When you choose a starter, we encourage you to think about style, texture, taste and routine rather than strain codes. Think about what you want: a thick, spoonable yogurt, a mild and creamy bowl, a tangy, drinkable kefir, or something in between. Decide whether you prefer a Bulgarian-style yogurt, a Greek-style texture, or a classic kefir that you can drink. Consider how much time you have and how easily you can fit the method into your daily life. These questions will have a much bigger impact on your daily health and enjoyment than whether the label lists “Lactobacillus something DSM 12345” or not.
People also ask if it is still safe if we do not list strain numbers. The answer is yes. Safety does not depend on printing codes on the box. It depends on using species that are well-known and widely used in food, producing them under hygienic, controlled conditions, storing and shipping them correctly, and following the preparation and storage instructions at home. That is where the real safety work happens, not in the line of text with a strain code.

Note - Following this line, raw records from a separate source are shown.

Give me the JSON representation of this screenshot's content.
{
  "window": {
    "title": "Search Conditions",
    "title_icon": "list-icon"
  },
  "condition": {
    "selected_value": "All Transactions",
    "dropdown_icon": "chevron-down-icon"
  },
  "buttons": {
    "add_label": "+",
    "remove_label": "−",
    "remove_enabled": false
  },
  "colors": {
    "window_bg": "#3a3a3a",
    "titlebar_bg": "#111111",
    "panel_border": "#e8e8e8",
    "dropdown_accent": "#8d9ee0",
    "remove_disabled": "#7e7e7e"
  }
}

Another common question is whether you can still get health benefits without knowing all the strain numbers. Most traditional fermented foods that people have eaten for centuries – yogurt, kefir, sauerkraut, kimchi, cheese and many others – never had strain numbers on their packaging. Yet they have been part of the diets of many healthy, long-lived populations. For many people today, the biggest benefit comes from eating less ultra-processed food and adding more real, fermented, nutrient-dense foods to their routine.
A simple daily habit of homemade yogurt or kefir, alongside a colourful and varied diet, can be more powerful than focusing on a single strain code. This is especially true when you remember that every strain and every gut are part of a unique host–microbe relationship, and that variety and balance are key.
If we had to summarise our position in one sentence, it would be this: we see our starter cultures as tools to make real, traditional food, not as pharmaceutical products where every strain number must be listed and marketed. We respect the science, we follow the regulations, and we are careful not to over-promise. At the same time, we truly believe in the value of homemade yogurt and kefir as part of a varied, balanced diet.